Son apparition sur la scène politique de la ville intervient à un moment clé, alors qu'elle est marquée par une grave crise immobilière aggravée par le fait que la communauté des retraités britanniques, très importante dans la région, a fui en masse en raison de la baisse des retraites et de l'effondrement de la livre.

« Jesús Gil est arrivé à un moment critique à Marbella, où la ville commençait à être très négligée et sale , et l'investissement dans les infrastructures par les différents gouvernements municipaux avait été presque inexistant, ce qui n'était pas suffisant pour satisfaire la forte croissance vécue par la population de la ville », affirme Clover pour Traveler.es.

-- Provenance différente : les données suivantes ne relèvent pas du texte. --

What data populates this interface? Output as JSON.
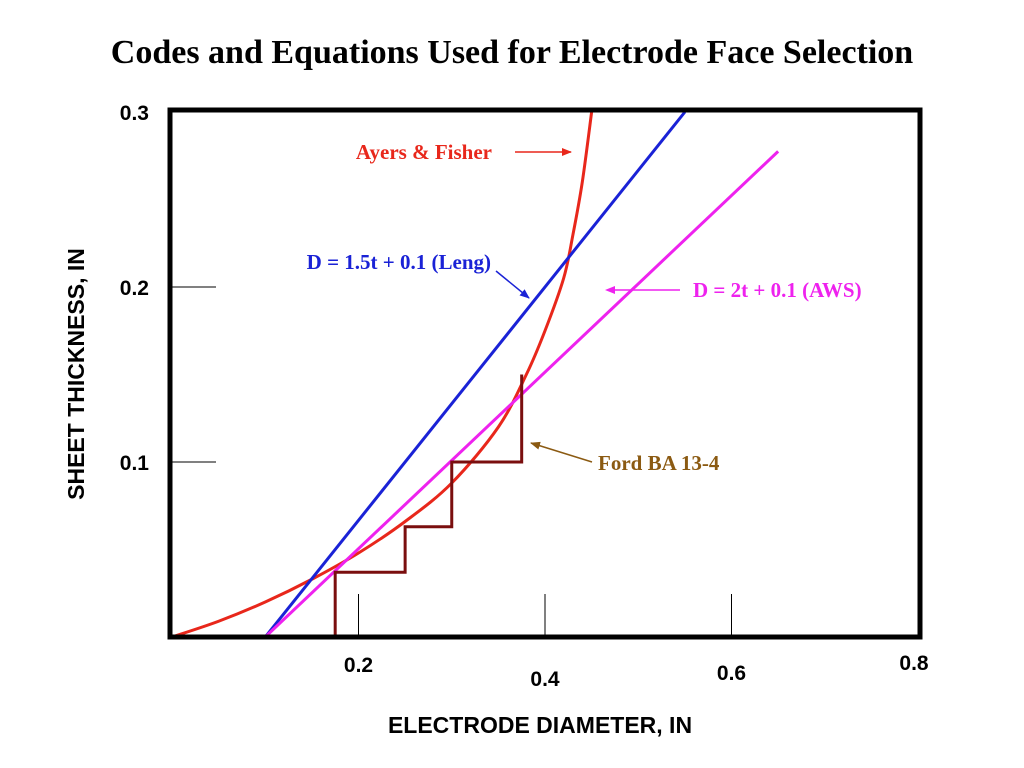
{
  "colors": {
    "ayers_fisher": "#e8271b",
    "leng": "#1a22d6",
    "aws": "#ee22ee",
    "ford": "#7a0e0e",
    "ford_label": "#8b5a12",
    "axes": "#000000"
  },
  "chart_data": {
    "type": "line",
    "title": "Codes and Equations Used for Electrode Face Selection",
    "xlabel": "ELECTRODE DIAMETER, IN",
    "ylabel": "SHEET THICKNESS, IN",
    "xlim": [
      0.0,
      0.8
    ],
    "ylim": [
      0.0,
      0.3
    ],
    "x_ticks": [
      {
        "value": 0.2,
        "label": "0.2"
      },
      {
        "value": 0.4,
        "label": "0.4"
      },
      {
        "value": 0.6,
        "label": "0.6"
      },
      {
        "value": 0.8,
        "label": "0.8"
      }
    ],
    "y_ticks": [
      {
        "value": 0.1,
        "label": "0.1"
      },
      {
        "value": 0.2,
        "label": "0.2"
      },
      {
        "value": 0.3,
        "label": "0.3"
      }
    ],
    "grid": false,
    "series": [
      {
        "name": "Ayers & Fisher",
        "key": "ayers_fisher",
        "x": [
          0.0,
          0.05,
          0.1,
          0.15,
          0.2,
          0.25,
          0.3,
          0.35,
          0.38,
          0.4,
          0.42,
          0.43,
          0.44,
          0.45
        ],
        "y": [
          0.0,
          0.009,
          0.02,
          0.033,
          0.048,
          0.066,
          0.088,
          0.12,
          0.15,
          0.175,
          0.205,
          0.23,
          0.26,
          0.3
        ]
      },
      {
        "name": "D = 1.5t + 0.1 (Leng)",
        "key": "leng",
        "x": [
          0.1,
          0.55
        ],
        "y": [
          0.0,
          0.3
        ]
      },
      {
        "name": "D = 2t + 0.1 (AWS)",
        "key": "aws",
        "x": [
          0.1,
          0.65
        ],
        "y": [
          0.0,
          0.2775
        ]
      },
      {
        "name": "Ford BA 13-4",
        "key": "ford",
        "x": [
          0.175,
          0.175,
          0.25,
          0.25,
          0.3,
          0.3,
          0.375,
          0.375
        ],
        "y": [
          0.0,
          0.037,
          0.037,
          0.063,
          0.063,
          0.1,
          0.1,
          0.15
        ]
      }
    ],
    "annotations": [
      {
        "key": "ayers_fisher",
        "text": "Ayers & Fisher"
      },
      {
        "key": "leng",
        "text": "D = 1.5t + 0.1 (Leng)"
      },
      {
        "key": "aws",
        "text": "D = 2t + 0.1 (AWS)"
      },
      {
        "key": "ford",
        "text": "Ford BA 13-4"
      }
    ]
  }
}
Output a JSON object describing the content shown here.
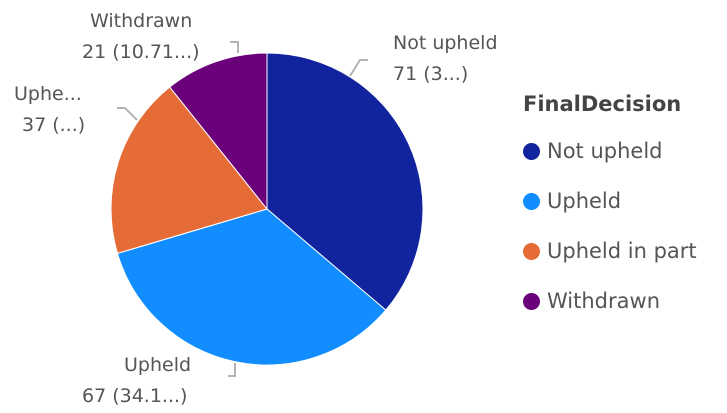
{
  "chart_data": {
    "type": "pie",
    "title": "",
    "legend_title": "FinalDecision",
    "legend_position": "right",
    "categories": [
      "Not upheld",
      "Upheld",
      "Upheld in part",
      "Withdrawn"
    ],
    "values": [
      71,
      67,
      37,
      21
    ],
    "colors": [
      "#12239E",
      "#118DFF",
      "#E66C37",
      "#6B007B"
    ],
    "data_labels": [
      {
        "category": "Not upheld",
        "name_text": "Not upheld",
        "value_text": "71 (3...)"
      },
      {
        "category": "Upheld",
        "name_text": "Upheld",
        "value_text": "67 (34.1...)"
      },
      {
        "category": "Upheld in part",
        "name_text": "Uphe...",
        "value_text": "37 (...)"
      },
      {
        "category": "Withdrawn",
        "name_text": "Withdrawn",
        "value_text": "21 (10.71...)"
      }
    ]
  }
}
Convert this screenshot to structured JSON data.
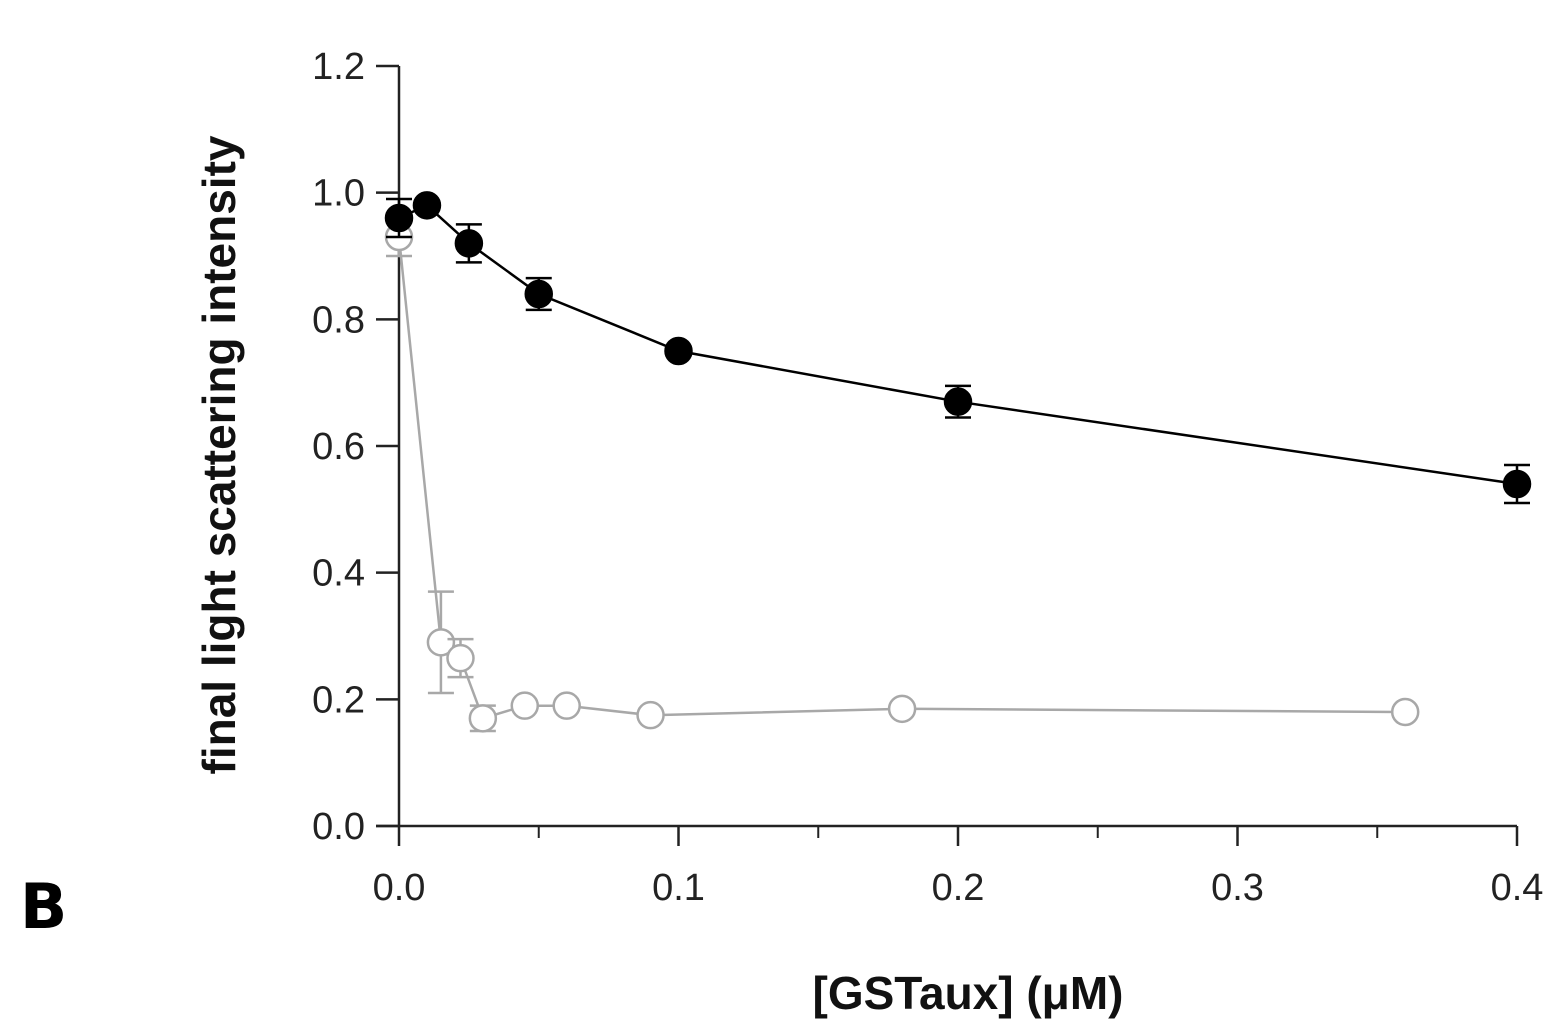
{
  "panel_label": "B",
  "chart_data": {
    "type": "scatter",
    "title": "",
    "xlabel": "[GSTaux] (μM)",
    "ylabel": "final light scattering intensity",
    "xlim": [
      0,
      0.4
    ],
    "ylim": [
      0,
      1.2
    ],
    "xticks": [
      0.0,
      0.1,
      0.2,
      0.3,
      0.4
    ],
    "xtick_labels": [
      "0.0",
      "0.1",
      "0.2",
      "0.3",
      "0.4"
    ],
    "yticks": [
      0.0,
      0.2,
      0.4,
      0.6,
      0.8,
      1.0,
      1.2
    ],
    "ytick_labels": [
      "0.0",
      "0.2",
      "0.4",
      "0.6",
      "0.8",
      "1.0",
      "1.2"
    ],
    "grid": false,
    "legend": "none",
    "series": [
      {
        "marker": "filled-circle",
        "color": "#000000",
        "connected": true,
        "x": [
          0.0,
          0.01,
          0.025,
          0.05,
          0.1,
          0.2,
          0.4
        ],
        "y": [
          0.96,
          0.98,
          0.92,
          0.84,
          0.75,
          0.67,
          0.54
        ],
        "error": [
          0.03,
          0.0,
          0.03,
          0.025,
          0.0,
          0.025,
          0.03
        ]
      },
      {
        "marker": "open-circle",
        "color": "#a8a8a8",
        "connected": true,
        "x": [
          0.0,
          0.015,
          0.022,
          0.03,
          0.045,
          0.06,
          0.09,
          0.18,
          0.36
        ],
        "y": [
          0.93,
          0.29,
          0.265,
          0.17,
          0.19,
          0.19,
          0.175,
          0.185,
          0.18
        ],
        "error": [
          0.03,
          0.08,
          0.03,
          0.02,
          0.0,
          0.0,
          0.0,
          0.0,
          0.0
        ]
      }
    ]
  }
}
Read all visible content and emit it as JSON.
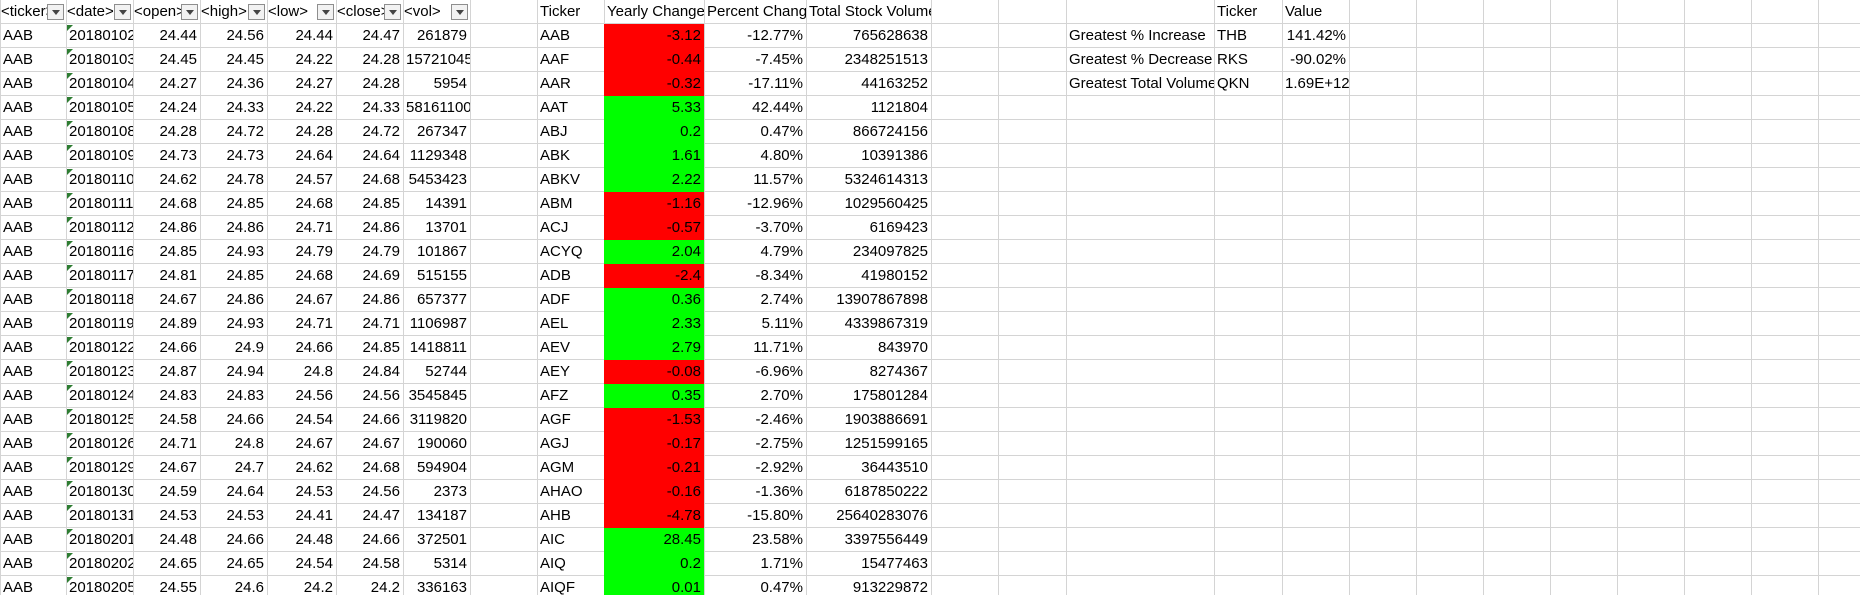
{
  "colors": {
    "positive": "#00ff00",
    "negative": "#ff0000",
    "grid": "#d4d4d4"
  },
  "icons": {
    "filter": "filter-dropdown-icon",
    "text_number": "number-stored-as-text-indicator"
  },
  "raw_headers": [
    "<ticker>",
    "<date>",
    "<open>",
    "<high>",
    "<low>",
    "<close>",
    "<vol>"
  ],
  "raw_rows": [
    [
      "AAB",
      "20180102",
      "24.44",
      "24.56",
      "24.44",
      "24.47",
      "261879"
    ],
    [
      "AAB",
      "20180103",
      "24.45",
      "24.45",
      "24.22",
      "24.28",
      "15721045"
    ],
    [
      "AAB",
      "20180104",
      "24.27",
      "24.36",
      "24.27",
      "24.28",
      "5954"
    ],
    [
      "AAB",
      "20180105",
      "24.24",
      "24.33",
      "24.22",
      "24.33",
      "58161100"
    ],
    [
      "AAB",
      "20180108",
      "24.28",
      "24.72",
      "24.28",
      "24.72",
      "267347"
    ],
    [
      "AAB",
      "20180109",
      "24.73",
      "24.73",
      "24.64",
      "24.64",
      "1129348"
    ],
    [
      "AAB",
      "20180110",
      "24.62",
      "24.78",
      "24.57",
      "24.68",
      "5453423"
    ],
    [
      "AAB",
      "20180111",
      "24.68",
      "24.85",
      "24.68",
      "24.85",
      "14391"
    ],
    [
      "AAB",
      "20180112",
      "24.86",
      "24.86",
      "24.71",
      "24.86",
      "13701"
    ],
    [
      "AAB",
      "20180116",
      "24.85",
      "24.93",
      "24.79",
      "24.79",
      "101867"
    ],
    [
      "AAB",
      "20180117",
      "24.81",
      "24.85",
      "24.68",
      "24.69",
      "515155"
    ],
    [
      "AAB",
      "20180118",
      "24.67",
      "24.86",
      "24.67",
      "24.86",
      "657377"
    ],
    [
      "AAB",
      "20180119",
      "24.89",
      "24.93",
      "24.71",
      "24.71",
      "1106987"
    ],
    [
      "AAB",
      "20180122",
      "24.66",
      "24.9",
      "24.66",
      "24.85",
      "1418811"
    ],
    [
      "AAB",
      "20180123",
      "24.87",
      "24.94",
      "24.8",
      "24.84",
      "52744"
    ],
    [
      "AAB",
      "20180124",
      "24.83",
      "24.83",
      "24.56",
      "24.56",
      "3545845"
    ],
    [
      "AAB",
      "20180125",
      "24.58",
      "24.66",
      "24.54",
      "24.66",
      "3119820"
    ],
    [
      "AAB",
      "20180126",
      "24.71",
      "24.8",
      "24.67",
      "24.67",
      "190060"
    ],
    [
      "AAB",
      "20180129",
      "24.67",
      "24.7",
      "24.62",
      "24.68",
      "594904"
    ],
    [
      "AAB",
      "20180130",
      "24.59",
      "24.64",
      "24.53",
      "24.56",
      "2373"
    ],
    [
      "AAB",
      "20180131",
      "24.53",
      "24.53",
      "24.41",
      "24.47",
      "134187"
    ],
    [
      "AAB",
      "20180201",
      "24.48",
      "24.66",
      "24.48",
      "24.66",
      "372501"
    ],
    [
      "AAB",
      "20180202",
      "24.65",
      "24.65",
      "24.54",
      "24.58",
      "5314"
    ],
    [
      "AAB",
      "20180205",
      "24.55",
      "24.6",
      "24.2",
      "24.2",
      "336163"
    ]
  ],
  "summary_headers": [
    "Ticker",
    "Yearly Change",
    "Percent Change",
    "Total Stock Volume"
  ],
  "summary_rows": [
    {
      "ticker": "AAB",
      "change": "-3.12",
      "pct": "-12.77%",
      "vol": "765628638",
      "status": "negative"
    },
    {
      "ticker": "AAF",
      "change": "-0.44",
      "pct": "-7.45%",
      "vol": "2348251513",
      "status": "negative"
    },
    {
      "ticker": "AAR",
      "change": "-0.32",
      "pct": "-17.11%",
      "vol": "44163252",
      "status": "negative"
    },
    {
      "ticker": "AAT",
      "change": "5.33",
      "pct": "42.44%",
      "vol": "1121804",
      "status": "positive"
    },
    {
      "ticker": "ABJ",
      "change": "0.2",
      "pct": "0.47%",
      "vol": "866724156",
      "status": "positive"
    },
    {
      "ticker": "ABK",
      "change": "1.61",
      "pct": "4.80%",
      "vol": "10391386",
      "status": "positive"
    },
    {
      "ticker": "ABKV",
      "change": "2.22",
      "pct": "11.57%",
      "vol": "5324614313",
      "status": "positive"
    },
    {
      "ticker": "ABM",
      "change": "-1.16",
      "pct": "-12.96%",
      "vol": "1029560425",
      "status": "negative"
    },
    {
      "ticker": "ACJ",
      "change": "-0.57",
      "pct": "-3.70%",
      "vol": "6169423",
      "status": "negative"
    },
    {
      "ticker": "ACYQ",
      "change": "2.04",
      "pct": "4.79%",
      "vol": "234097825",
      "status": "positive"
    },
    {
      "ticker": "ADB",
      "change": "-2.4",
      "pct": "-8.34%",
      "vol": "41980152",
      "status": "negative"
    },
    {
      "ticker": "ADF",
      "change": "0.36",
      "pct": "2.74%",
      "vol": "13907867898",
      "status": "positive"
    },
    {
      "ticker": "AEL",
      "change": "2.33",
      "pct": "5.11%",
      "vol": "4339867319",
      "status": "positive"
    },
    {
      "ticker": "AEV",
      "change": "2.79",
      "pct": "11.71%",
      "vol": "843970",
      "status": "positive"
    },
    {
      "ticker": "AEY",
      "change": "-0.08",
      "pct": "-6.96%",
      "vol": "8274367",
      "status": "negative"
    },
    {
      "ticker": "AFZ",
      "change": "0.35",
      "pct": "2.70%",
      "vol": "175801284",
      "status": "positive"
    },
    {
      "ticker": "AGF",
      "change": "-1.53",
      "pct": "-2.46%",
      "vol": "1903886691",
      "status": "negative"
    },
    {
      "ticker": "AGJ",
      "change": "-0.17",
      "pct": "-2.75%",
      "vol": "1251599165",
      "status": "negative"
    },
    {
      "ticker": "AGM",
      "change": "-0.21",
      "pct": "-2.92%",
      "vol": "36443510",
      "status": "negative"
    },
    {
      "ticker": "AHAO",
      "change": "-0.16",
      "pct": "-1.36%",
      "vol": "6187850222",
      "status": "negative"
    },
    {
      "ticker": "AHB",
      "change": "-4.78",
      "pct": "-15.80%",
      "vol": "25640283076",
      "status": "negative"
    },
    {
      "ticker": "AIC",
      "change": "28.45",
      "pct": "23.58%",
      "vol": "3397556449",
      "status": "positive"
    },
    {
      "ticker": "AIQ",
      "change": "0.2",
      "pct": "1.71%",
      "vol": "15477463",
      "status": "positive"
    },
    {
      "ticker": "AIQF",
      "change": "0.01",
      "pct": "0.47%",
      "vol": "913229872",
      "status": "positive"
    }
  ],
  "greatest_headers": [
    "Ticker",
    "Value"
  ],
  "greatest_rows": [
    {
      "label": "Greatest % Increase",
      "ticker": "THB",
      "value": "141.42%"
    },
    {
      "label": "Greatest % Decrease",
      "ticker": "RKS",
      "value": "-90.02%"
    },
    {
      "label": "Greatest Total Volume",
      "ticker": "QKN",
      "value": "1.69E+12"
    }
  ]
}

L'entrepreneur immobilier, qui se qualifie comme "douce victoire" L'entrée de Gil à la mairie, considère que, dans un premier temps, le nouveau maire et son équipe ont créé "un système ingénieux" pour mener à bien les travaux municipaux, "malgré le fait que les caisses municipales étaient vides et qu'ils ne semblaient pas en avoir les moyens au financement non plus". La même chose, selon ses mots, était basée sur livrer des parcelles municipales aux entreprises de construction en échange d'unités de construction comme forme de paiement, afin d'améliorer l'état "malheureux" des infrastructures de la ville.

urbanisation à marbella

Les constructions de Marbella n'ont pas toujours respecté l'esprit "des pionniers"

« Cette formule a fonctionné avec beaucoup de succès, et en seulement trois ans, la différence était très notable. Aussi, merci aussi à Le drôle de personnage de Gil , l'envolée touristique s'était atténuée et Marbella renouait avec la notoriété avec le retour de nombreuses personnalités nationales et internationales. Marbella, dans les premières années de Gil, était vraiment la ville du show-business dans les années 90 grâce, en grande partie, à ses performances », se souvient l'Américain.

"Le revers de la médaille était la corruption qui a commencé à surgir, les énormes problèmes urbains qui ont résulté de l'approbation des permis de construire sur la base du plan général de 1998 qui n'a jamais été approuvé... En bref, les problèmes urbains qui ont affecté et continuent d'affecter Marbella de manière très importante et qui sont plus que des connaissances », conclut Clover.

Il reste peu aujourd'hui de "la Marbella des pionniers" , comme l'appelait le voisin et journaliste Felix Bayón, dont l'aménagement était encore dicté par "les aristocrates d'Europe centrale qui avaient fait construire des maisons andalouses isolées dans lesquelles les arbres étaient les gardiens de leur intimité". La ville a continué de croître dans le même sens avant l'arrivée de Gil, "assez délaissée", oui, mais "lentement, sans se départir des rêves du pionnier Ricardo Soriano : urbanisations éparses, bosquets, nombreux espaces ouverts..."

" A Gil's Marbella, le goût est dicté par les contrebandiers qui sont devenus riches avec la chute du mur de Berlin et veulent exposer les fruits de leur vol en surélevant leurs maisons pour qu'on puisse voir de loin qu'ils sont aussi riches que ringards", a résumé Bayón à la fin de ce conte de fées qui a commencé dans des forêts de pins surplombant la mer... et qui a culminé dans un paysage gris d'"immeubles grumeleux".